NEW laws aimed at combating the ongoing pollution of Britain’s rivers have been roundly slammed this month.
Under measures aimed at creating a ‘greener post-pandemic Britain’, by 2022 the Government must publish plans on how it will tackle the issue of sewage discharges into rivers from storm overflows, and make it law for water companies to publish annual data on their storm overflow operations.
The proposals have, somewhat predictably, been praised by junior Environment Minister Rebecca Pow, who said:
“Putting new commitments to improve our rivers into law is an important step forward in cutting down the water sector’s reliance on storm overflows.”
However, the passive nature of the new measures has been roundly criticised by the Angling Trust, which has been lobbying the Government to clean up its act under the ‘Anglers Against Pollution’ banner.

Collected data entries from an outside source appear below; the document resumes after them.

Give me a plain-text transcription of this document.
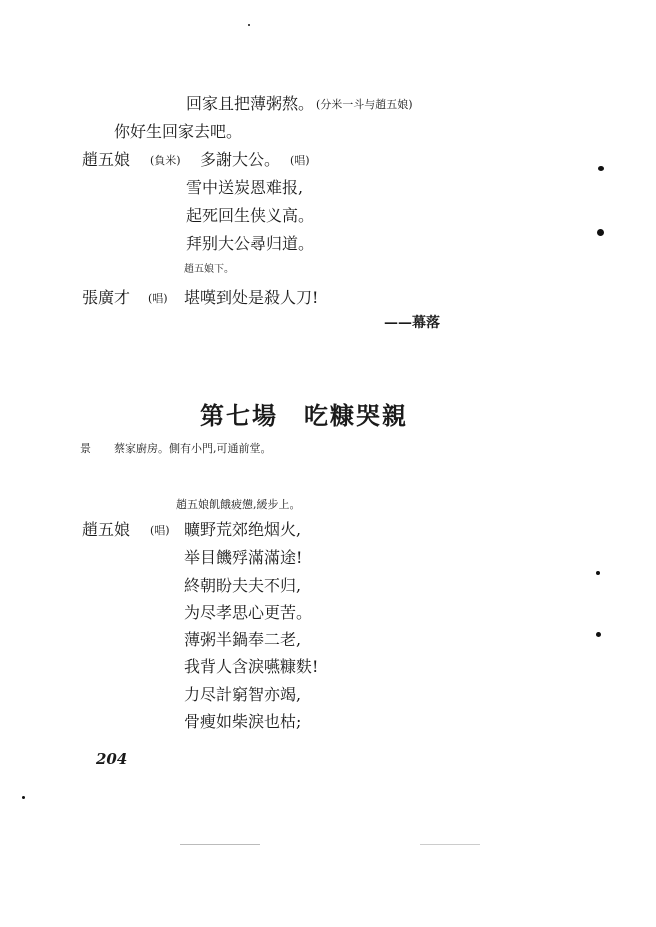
回家且把薄粥熬。 (分米一斗与趙五娘)
你好生回家去吧。
趙五娘 (負米) 多謝大公。 (唱)
雪中送炭恩难报,
起死回生侠义高。
拜别大公尋归道。
趙五娘下。
張廣才 (唱) 堪嘆到处是殺人刀!
——幕落
第七場　吃糠哭親
景 蔡家廚房。側有小門,可通前堂。
趙五娘飢餓疲憊,緩步上。
趙五娘 (唱) 曠野荒郊绝烟火,
举目饑殍滿滿途!
終朝盼夫夫不归,
为尽孝思心更苦。
薄粥半鍋奉二老,
我背人含淚嚥糠麩!
力尽計窮智亦竭,
骨瘦如柴淚也枯;
204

Its head of campaigns, Stuart Singleton-White, said:
“The (new) laws really are the minimum required. We need measures to drive action, and with these, that is not guaranteed. The problem goes beyond storm overflows. We need action to invest in better sewage treatment across the board, as well as supporting and enforcing farmers to follow the rules in protecting our rivers.”
Shocking new data released by the Environment Agency has revealed that raw sewage was poured into our rivers more than 400,000 times in 2020 – a worrying 27 per cent increase on 2019.
“These figures are disgraceful,” Stuart added,
“and, alarmingly, they are likely to be an underestimation, as not all storm overflows are monitored.
“The problem is only getting worse. We need Government to make sorting out this mess a priority after the pandemic. Anything less will show it is not serious when it comes to cleaning up our waterways.”